После завтрака Тервер охотно отпустил Ильду на прогулку с Олеором, и они пошли вдвоём по утренним, свежим и ясным, улочкам Майдаля, мимо полчищ кафе с тёплым ароматом выпечки и мимо полчищ встревоженных, не находящих себе места голубей.
– Ты вешал моему отцу на уши лапшу, чтобы понравиться?
– Нет. – спокойно, хотя слова Ильды и задели его, сказал Олеор, – Я действительно увлечён тем же, что и твой отец, и то, о чём мы говорили…
– Ценность безделушек и барахла! – перебила Ильда, – Нет! Дай мне сказать! – остановила она его, заметив, что он собирается возражать, – Я понимаю: музеи, редкости, память – всё это необыкновенно и прекрасно и содействует воспитанию в человеке уважения к истории города и предков! Но…да в болото все ваши ценности! Если вы, воспитанные и цивилизованные обожатели искусства, и есть тот самый идеал человека и человеческих ценностей, то да!.. В болото все музеи и пускай издохнут все композиторы и художники! Я ненавижу это холодное; холодное и высокопарное! Ненавижу, ненавижу! Я хочу живое, радостное: пускай искусством будут булки с корицей и шоколад, и воробьи, и голуби, и шум, и бред, и беспорядок, и длинные ленивые вечера, и бесполезные бессонные ночи, и Мари, которая хохочет над пустяками, и Ландо! Да, Ландо, которого ты терпеть не можешь: а я думаю он больше чувствует милое и красивое, и ценное! Потому что дело не в цене, а в том, как это отзывается в человеке, и дело не в понимании и не в том, как ты профессионально играешь на саксофоне, а в том, как ты умеешь искренне улыбаться и в том, как ты волнуешься, когда играешь!
– Вот как.
И молчание. Пожалуй, Олеор меньше высказал бы своего презрения, если бы в открытую сказал, что ему дела нет до её мнения, потому что она тупая и ничего не понимает в этом. Но он молчал.
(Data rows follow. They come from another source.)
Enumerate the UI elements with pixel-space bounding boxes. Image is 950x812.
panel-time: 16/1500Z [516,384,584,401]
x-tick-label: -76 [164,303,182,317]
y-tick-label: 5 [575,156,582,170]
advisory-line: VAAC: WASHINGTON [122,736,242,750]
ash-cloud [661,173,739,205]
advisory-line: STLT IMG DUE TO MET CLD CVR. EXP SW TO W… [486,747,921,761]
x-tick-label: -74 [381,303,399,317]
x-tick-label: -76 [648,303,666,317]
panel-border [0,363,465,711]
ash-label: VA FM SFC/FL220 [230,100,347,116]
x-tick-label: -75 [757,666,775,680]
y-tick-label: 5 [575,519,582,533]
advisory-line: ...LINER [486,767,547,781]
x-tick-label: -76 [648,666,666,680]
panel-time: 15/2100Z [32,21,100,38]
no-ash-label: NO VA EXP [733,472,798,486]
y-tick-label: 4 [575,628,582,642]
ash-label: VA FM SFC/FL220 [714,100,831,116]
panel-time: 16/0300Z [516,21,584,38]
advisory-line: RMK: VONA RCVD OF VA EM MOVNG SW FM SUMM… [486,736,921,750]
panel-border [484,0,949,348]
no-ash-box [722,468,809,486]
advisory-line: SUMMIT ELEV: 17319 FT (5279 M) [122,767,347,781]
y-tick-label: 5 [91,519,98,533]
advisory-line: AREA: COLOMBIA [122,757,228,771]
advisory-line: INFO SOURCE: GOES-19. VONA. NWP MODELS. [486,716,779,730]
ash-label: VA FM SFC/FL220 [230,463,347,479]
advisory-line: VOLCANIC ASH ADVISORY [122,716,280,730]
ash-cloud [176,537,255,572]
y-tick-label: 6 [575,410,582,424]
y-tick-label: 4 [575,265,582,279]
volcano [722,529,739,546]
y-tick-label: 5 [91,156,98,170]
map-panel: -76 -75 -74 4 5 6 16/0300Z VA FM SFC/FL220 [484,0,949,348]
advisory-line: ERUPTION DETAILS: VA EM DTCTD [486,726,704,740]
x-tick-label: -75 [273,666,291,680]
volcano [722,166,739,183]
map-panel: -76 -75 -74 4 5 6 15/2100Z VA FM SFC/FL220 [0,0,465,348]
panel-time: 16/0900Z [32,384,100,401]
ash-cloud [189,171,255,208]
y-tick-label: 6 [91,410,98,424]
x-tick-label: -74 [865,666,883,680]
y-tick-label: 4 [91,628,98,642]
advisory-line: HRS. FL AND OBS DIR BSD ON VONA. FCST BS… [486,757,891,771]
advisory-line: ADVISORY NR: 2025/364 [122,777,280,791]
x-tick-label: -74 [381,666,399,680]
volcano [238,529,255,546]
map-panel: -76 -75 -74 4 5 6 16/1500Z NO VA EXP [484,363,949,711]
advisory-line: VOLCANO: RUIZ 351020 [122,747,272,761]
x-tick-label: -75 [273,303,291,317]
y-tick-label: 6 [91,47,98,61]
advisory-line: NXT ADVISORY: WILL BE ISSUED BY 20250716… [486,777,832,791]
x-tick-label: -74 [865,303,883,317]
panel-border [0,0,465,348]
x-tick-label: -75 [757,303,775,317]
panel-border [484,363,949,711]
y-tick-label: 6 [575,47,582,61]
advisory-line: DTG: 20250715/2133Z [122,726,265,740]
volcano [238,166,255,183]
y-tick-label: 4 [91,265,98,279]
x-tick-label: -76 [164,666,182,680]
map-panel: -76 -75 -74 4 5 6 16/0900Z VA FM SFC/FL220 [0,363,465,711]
– Зачем я пришёл сегодня так рано, – начал Олеор спустя пять минут, – Я подумал, ты не знаешь: опять убитая девушка. И никаких догадок, кто бы мог это сделать.
– Опять в Лебедином парке?
– Нет. На Береговом бульваре. И та же история: задушена, и вырвано сердце. Передёргивает, как подумаешь.
– И что же? Услышал новость про убийство и бегом ко мне с утра пораньше, чтоб и я была в курсе?
– Ильда. – он остановился и развернулся к ней лицом. Она сделала то же. – Ты сложная и капризная девушка: говорю тебе правду, как ты любишь. Говорю, как думаю. Ты сложная. Но ты нравишься мне. Сильно нравишься, и что бы ты не сделала, какую дурость бы не выкинула… – он неловко усмехнулся и взял её ладони в свои. Нежно взял, правда нежно, и Ильда понимала, что он в самом деле нежен сейчас, осторожно сжимая её пальцы в своих, но необъяснимое отвращение захлестнуло её. Она не вынула рук, ничем не показала, что ей неприятно его прикосновение: неприятно, будто два тёплых куска мяса ласкали её руки. "Что со мной? – он же нежен, он красив!" – спрашивала она себя, но ответа не было, было только непонятное отвращение.
– Не ходи одна после того, как стемнеет, – говорил Олеор, – А если тебе нужно, я всегда готов проводить. Я буду рядом. Не надо ложной гордости, просто проси помощи – и всё.
А Ильда едва слышала его: всё её сознание сосредоточилась в её руках. В руках, которые терпели тёплые ладони Олеора, его гадкие, лишние, нежные ладони. Убери их, убери, зачем ты ласкаешь меня! Убери. Убери. Убери. Догадайся же, пойми, что мне не нравится. Пойми, почувствуй напряжение в моих ладонях, прочти по моим глазам! Прочти по глазам, о, слепец, или я буду ненавидеть тебя!
Его шаг вперёд. Ильда чувствует, как он прислоняется к ней, и как всё её тело в импульсе поддаётся ему навстречу, словно Олеор магнит, притягивающий каждую клетку, и каждая клетка отзывается дрожью на притяжение.